L5 Libraries

Question 1

Genome mapping

Answer 1

Represents the distance between 2 DNA elements e.g Lysis gene and hair gene on chromosome 3 is X-distance apart.

Based on recombination freq

Genes used as markers

Limited degree of resolution

Question 2

Physical mapping

Answer 2

Maps of genetic markers obtained by direct analysis of DNA sequence.

Restriction mapping

Generated genomic libraries

Preliminary step to genome sequence.

Relating a gene to chromosomal positioning by markers

Question 3

Restriction mapping

Answer 3

Analysis of fragments after being cut by restriction enzymes.

Allows to locate where the restriction sites are located

Only applicable to small DNA molecules.

Cannot map entire genome

Question 4

Fluorescence in-situ Hybridisation (FISH)

Answer 4

Allows the position of a fluor marker on a chromosome to be visualized.

Used to map chromosomal location of particular genes

Method:

1) Denature during metaphase
2) Add fluorescent probe
3) Fluorescence is emitted to a part of chromosome

Modification:
Mechanically stretched chromosomes - Markers are 200-300 kb apart
Fiber-FISH - 10kb apart

Question 5

Genomic libraries

Answer 5

High mol. weight DNA > Fragmentation > less than 50kb > obtain genome sequence

The fragments are then cloned.

Question 6

DNA Fragmentation

• Mechanical shearing
• Restriction Enzyme digestion

Answer 6

Shearing:

• Sonication of DNA
• Cannot control size of desire and inefficient

Restriction:

• Digestion of genomic DNA followed by cloning in vector
• Sizes are controlled by the exposure time of DNA to enzymes

Question 7

Cloning strategies for genomic libraries

• Plasmid
• Phage
• Cosmid/BAC

Answer 7

Plasmid:

• Fragment size is limited
• Low relative transformation efficiency

Phage:

• Insert capacity limited (size)
• Efficient

Cosmid/BAC:

• Higher insert capacity
• Easier to handle

Question 8

Number of clones needed (maths)

Answer 8

f = no. of clones

f = Genome size/Insert size

f is an under-estimate

Bad:

• sampling error
• hard to clone repetitive sequences

Question 9

cDNA library

Answer 9

Only 1.5% of genome contributes to proteins.

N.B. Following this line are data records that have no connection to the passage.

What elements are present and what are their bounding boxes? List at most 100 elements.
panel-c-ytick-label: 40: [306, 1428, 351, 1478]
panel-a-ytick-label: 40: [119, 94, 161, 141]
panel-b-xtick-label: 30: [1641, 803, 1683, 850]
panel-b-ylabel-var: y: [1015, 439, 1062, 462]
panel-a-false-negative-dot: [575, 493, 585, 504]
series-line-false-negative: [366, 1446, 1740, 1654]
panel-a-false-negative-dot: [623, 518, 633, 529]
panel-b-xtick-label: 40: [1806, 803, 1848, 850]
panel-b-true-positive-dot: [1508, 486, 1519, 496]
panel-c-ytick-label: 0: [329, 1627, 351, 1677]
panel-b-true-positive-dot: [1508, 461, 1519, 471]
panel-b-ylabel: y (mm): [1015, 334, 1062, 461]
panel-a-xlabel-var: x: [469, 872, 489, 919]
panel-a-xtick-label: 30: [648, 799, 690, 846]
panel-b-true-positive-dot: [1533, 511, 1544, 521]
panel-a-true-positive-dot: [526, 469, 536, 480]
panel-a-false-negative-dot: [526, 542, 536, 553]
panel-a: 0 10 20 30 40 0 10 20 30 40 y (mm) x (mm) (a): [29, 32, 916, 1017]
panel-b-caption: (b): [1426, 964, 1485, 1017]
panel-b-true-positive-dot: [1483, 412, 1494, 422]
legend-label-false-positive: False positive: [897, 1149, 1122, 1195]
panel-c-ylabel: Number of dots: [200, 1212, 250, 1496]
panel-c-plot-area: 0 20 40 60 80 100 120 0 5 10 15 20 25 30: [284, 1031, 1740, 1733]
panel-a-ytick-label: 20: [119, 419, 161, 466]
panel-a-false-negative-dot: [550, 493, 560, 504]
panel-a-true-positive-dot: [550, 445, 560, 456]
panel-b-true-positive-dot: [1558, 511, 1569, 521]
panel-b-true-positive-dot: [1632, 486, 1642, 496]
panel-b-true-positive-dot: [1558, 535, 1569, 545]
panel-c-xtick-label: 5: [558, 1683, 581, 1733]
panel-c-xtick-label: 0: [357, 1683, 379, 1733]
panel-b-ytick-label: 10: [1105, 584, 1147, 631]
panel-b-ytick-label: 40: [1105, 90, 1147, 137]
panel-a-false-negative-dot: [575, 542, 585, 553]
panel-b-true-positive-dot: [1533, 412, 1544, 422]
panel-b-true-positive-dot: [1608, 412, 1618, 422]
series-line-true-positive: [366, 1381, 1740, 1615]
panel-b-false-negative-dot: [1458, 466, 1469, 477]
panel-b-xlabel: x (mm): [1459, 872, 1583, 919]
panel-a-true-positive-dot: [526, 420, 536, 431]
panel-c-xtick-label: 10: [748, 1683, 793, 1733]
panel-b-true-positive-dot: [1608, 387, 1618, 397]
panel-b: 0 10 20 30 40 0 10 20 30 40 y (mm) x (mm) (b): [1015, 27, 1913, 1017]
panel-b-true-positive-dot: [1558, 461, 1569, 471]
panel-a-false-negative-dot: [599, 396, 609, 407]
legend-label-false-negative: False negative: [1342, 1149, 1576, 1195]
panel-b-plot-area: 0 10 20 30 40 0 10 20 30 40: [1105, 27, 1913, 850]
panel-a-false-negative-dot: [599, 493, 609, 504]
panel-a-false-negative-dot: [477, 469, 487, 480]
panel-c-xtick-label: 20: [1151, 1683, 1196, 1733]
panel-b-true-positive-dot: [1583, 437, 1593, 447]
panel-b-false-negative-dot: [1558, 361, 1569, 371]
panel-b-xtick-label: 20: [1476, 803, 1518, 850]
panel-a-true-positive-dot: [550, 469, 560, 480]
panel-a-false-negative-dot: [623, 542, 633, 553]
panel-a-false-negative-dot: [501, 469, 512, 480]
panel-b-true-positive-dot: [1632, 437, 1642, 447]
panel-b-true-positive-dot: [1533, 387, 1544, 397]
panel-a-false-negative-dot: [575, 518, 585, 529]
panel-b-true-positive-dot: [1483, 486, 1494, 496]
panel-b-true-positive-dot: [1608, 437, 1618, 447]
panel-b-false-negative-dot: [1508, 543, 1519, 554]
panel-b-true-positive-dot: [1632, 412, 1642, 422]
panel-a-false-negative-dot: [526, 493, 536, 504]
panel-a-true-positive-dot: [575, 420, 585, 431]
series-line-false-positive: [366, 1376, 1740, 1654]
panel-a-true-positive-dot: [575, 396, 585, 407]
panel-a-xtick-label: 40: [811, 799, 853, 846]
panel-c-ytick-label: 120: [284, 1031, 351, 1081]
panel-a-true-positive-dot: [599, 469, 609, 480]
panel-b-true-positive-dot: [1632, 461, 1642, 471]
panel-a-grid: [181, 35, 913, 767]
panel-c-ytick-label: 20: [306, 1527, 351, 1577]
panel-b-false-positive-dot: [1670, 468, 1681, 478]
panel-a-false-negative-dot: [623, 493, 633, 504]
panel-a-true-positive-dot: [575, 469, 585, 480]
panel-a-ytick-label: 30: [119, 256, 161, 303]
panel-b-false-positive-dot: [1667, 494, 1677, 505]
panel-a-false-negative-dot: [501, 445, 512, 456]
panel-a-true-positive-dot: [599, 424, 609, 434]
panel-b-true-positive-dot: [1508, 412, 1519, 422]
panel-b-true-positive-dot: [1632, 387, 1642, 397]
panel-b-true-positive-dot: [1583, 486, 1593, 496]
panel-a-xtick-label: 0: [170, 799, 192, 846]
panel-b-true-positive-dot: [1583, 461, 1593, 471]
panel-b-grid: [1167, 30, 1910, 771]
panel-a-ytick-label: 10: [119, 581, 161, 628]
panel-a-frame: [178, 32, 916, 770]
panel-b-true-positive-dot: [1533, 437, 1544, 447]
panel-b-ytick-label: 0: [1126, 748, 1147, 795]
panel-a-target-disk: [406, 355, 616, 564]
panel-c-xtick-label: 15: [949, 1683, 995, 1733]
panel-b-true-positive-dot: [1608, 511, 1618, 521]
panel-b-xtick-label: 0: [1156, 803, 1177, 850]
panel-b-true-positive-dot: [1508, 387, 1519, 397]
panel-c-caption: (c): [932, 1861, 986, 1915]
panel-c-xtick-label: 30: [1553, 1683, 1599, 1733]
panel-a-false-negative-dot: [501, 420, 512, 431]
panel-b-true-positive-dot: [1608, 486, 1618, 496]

Eukaryotic genes contain exons (coding) and introns (non coding)

Question 10

mRNA copied into cDNA for cloning

Answer 10

mRNA cannot be cloned into a vector. Hence must be copied into cDNA

Process: Reverse transcription via reverse transcriptase

Synthesis in 5’ to 3’
Requires a primer and template

Question 11

mRNA extraction by Oligo-dT affinity chromotography and cDNA synthesis

Answer 11

The polyA tail is a unique feature to mRNA, allows isolation from tRNA and rRNA

1) Use Oligo-dT to bind mRNA
2) Wash away rRNA and tRNA
3) Reverse transcriptase adds basses
4) Remove RNA by alkaline or RNAse
Add polyG tail
5) Hybridize PolyG tail of cDNA with oligo-dC primer
6) New complimentary strand

Question 12

Cloning cDNA

Answer 12

Restriction site linker

1) T4 DNA ligase
- ligates cDNA (blunt) fragment to “linkers”
2) Linker is cut by EcoRI to get sticky ends
3) Hybridized with vector

Homopolymeric tailing

1) Add terminal transferase + dCTP, adds a polyC tail to cDNA
2) Add terminal transferase + dGTP to digested vector, adds a complimentary polyG tail.
3) T4 DNA ligase to hybridize

Question 13

Storing and propagating libraries

Answer 13

Once the primary library is contained, it can be diluted in suitable solution and plated again to recolonize.

Phage libraries stored at 4 degrees, months

Cosmids, 20% glycerol sln at -80 degrees, moths/years

Question 14

Sequencing whole genomes

• Shotgun
• Hierarchy shotgun

Answer 14

Shotgun: searching for overlaps between fragmented sequences

Hierarchy: Contig assembly is used. Identifies by using PCR and hybridisation

Question 15

Metagenomics

Answer 15

Direct analysis of DNA from environmental sample.